Lansdowne Street was open to pedestrians, with tables set up for people to eat outside–and there was indeed a handful of people enjoying a sunny summer day while dining al fresco. But there were no vendors hawking baseball programs, no gravel-voiced ticket scalpers, no jugglers or caricature artists or stilt-walkers. There was a lone vendor selling sausages from a cart who asked almost apologetically if we wanted a cold beverage, and after initially demurring, we turned around, said yes, and tipped him $7 for a $3 soda: the least we could do.

Lansdowne Street

That is when we heard the crack of a bat and the roar of canned crowd noise from inside the park as an announcer intoned the next player at the plate. It was game day in an age with no fans in the stands, players competing for a TV audience and a handful of cardboard cutouts while the streets outside were nearly empty.

Yaz

Walking up Lansdowne Street hearing the sounds of a game played to an empty ballpark, I remembered all the times J and I have gone to games at Fenway Park, cheering ourselves hoarse in the outfield bleachers before streaming down the stairways and flooding into the street with thousands of other fans. The empty streets around Fenway felt simultaneously apocalyptic and surreally normal: on the one hand, so many COVID dead; on the other, the allure of spectator sports and casual outdoor dining.

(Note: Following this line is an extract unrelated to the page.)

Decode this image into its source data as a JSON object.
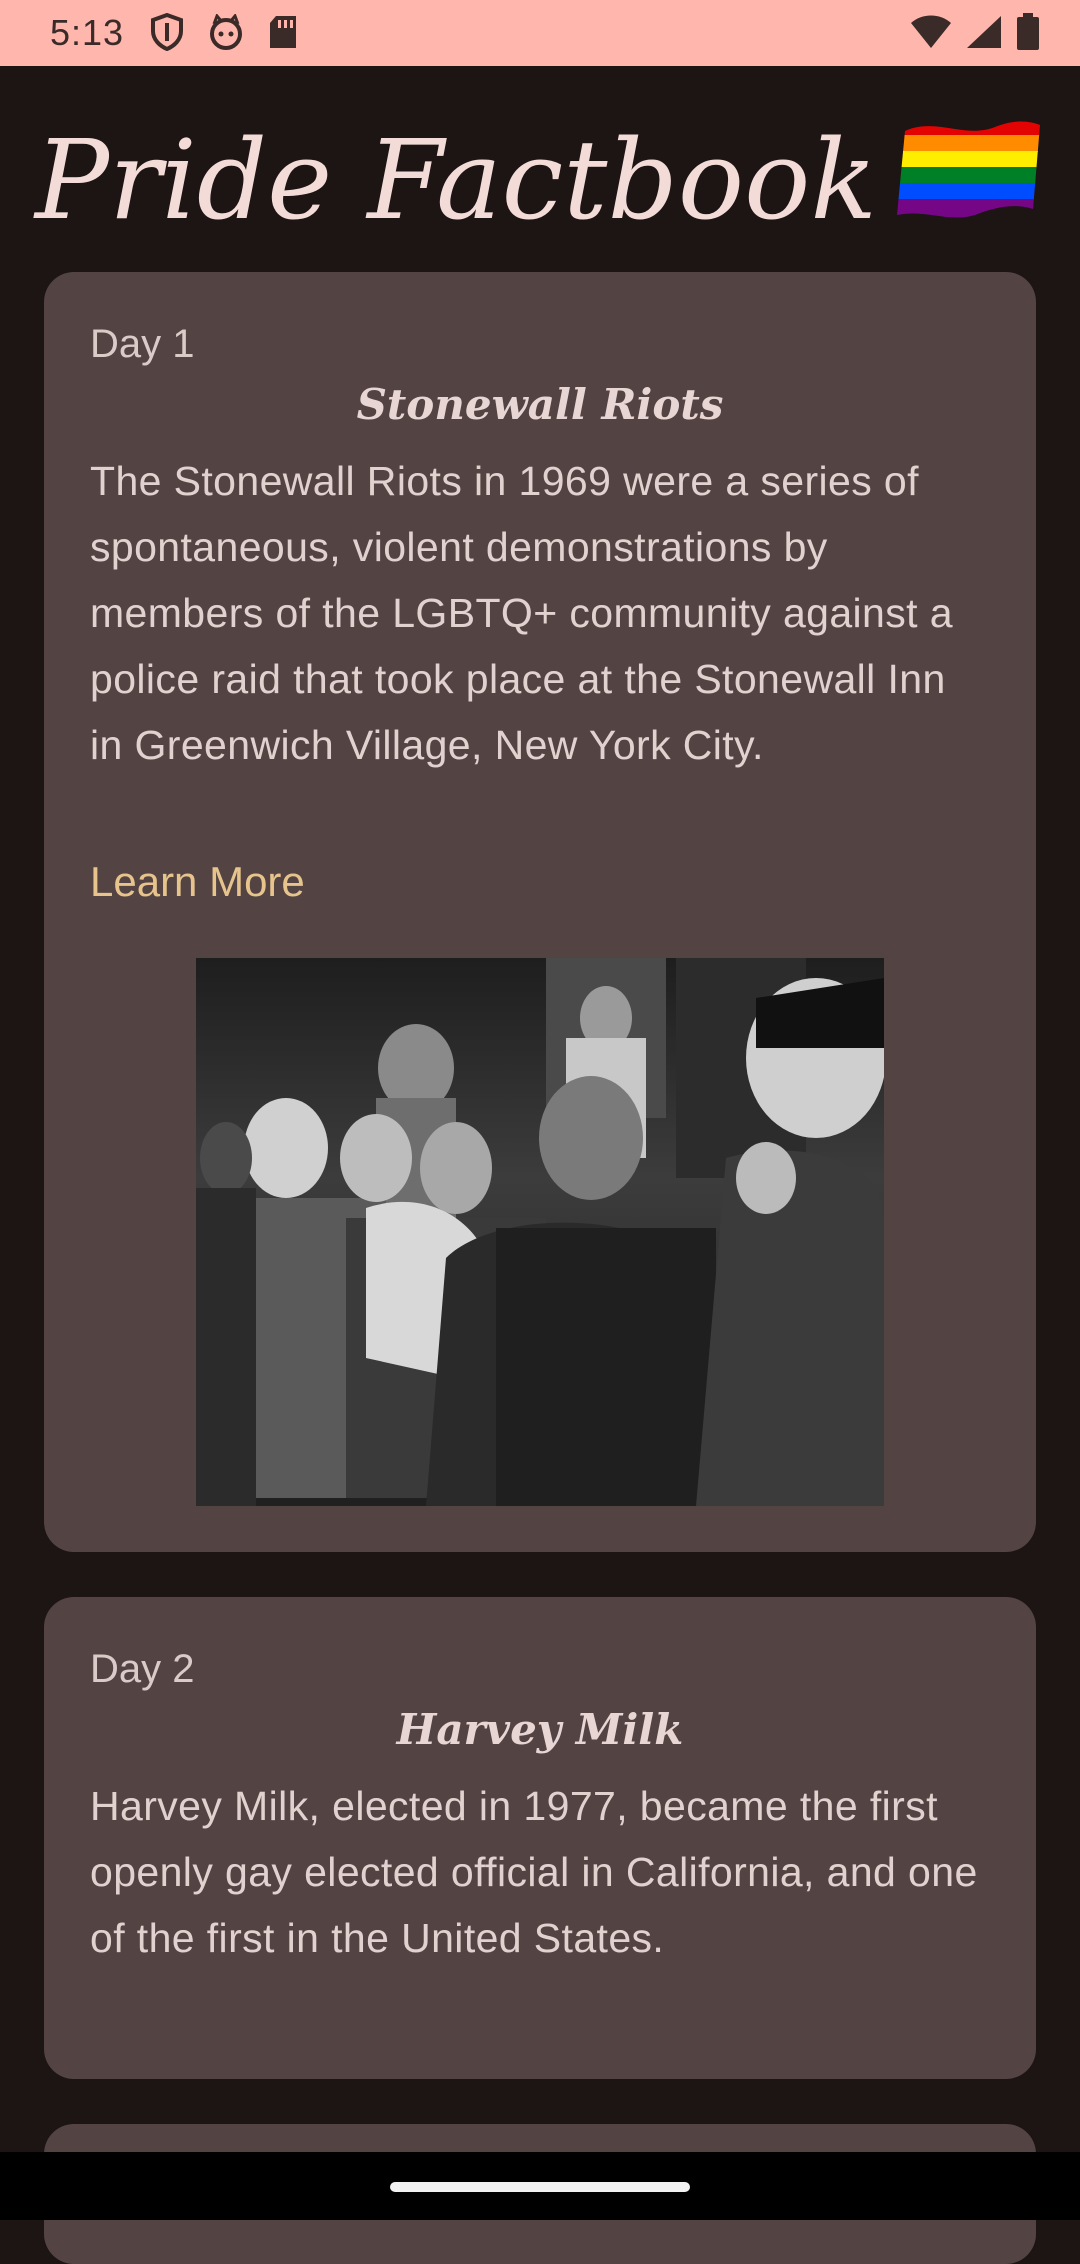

Google tells me that Fenway Park held 37,731 fans in the Before Times, when living souls packed the stands. Google also tells me that as of today, 162,000 Americans have died of COVID-19. Do the math: that’s more than four Fenways of fans who have been struck, flied, or forced out, game over. What have we as a nation done to mourn these, our presumably beloved dead? Instead of mourning or even pausing, we’ve instead rushed to reopen for the sake of the economy, for the sake of our sanity, for the sake of denial in an amnesiac age.

Black Lives Matter

“Black Lives Matter,” that mural outside Fenway says…but what about the lives of all those lost grandmothers, grandfathers, aunties, uncles, and elders? What have we done to remember and mourn in our rush to return to normal as if none of this–including the lives and deaths of all those lost souls–had ever happened?

Welcome to Fenway Park

During the early days of the pandemic, we often told ourselves that we were all in this together, but now we each navigate these strange days on our own: some of us still sheltering at home, others venturing out and congregating. I remember the first Red Sox game J and I went to after the Boston Marathon bombing: it was both scary and reassuring to be outside in the sun with other fans, game day being a soothing ritual that brought us all together into the reassuring embrace of an anonymous crowd.

Retired

These days, though, crowds are places of contagion, and we steer clear of strangers whose faces are shrouded behind bandanas, gaiters, and masks of all kinds, all of us struggling to get back to normal in a time that is anything but. Who haunts the streets around Fenway Park on a sunny August day: are they the ghosts of those we’ve lost, or our memories of game days past?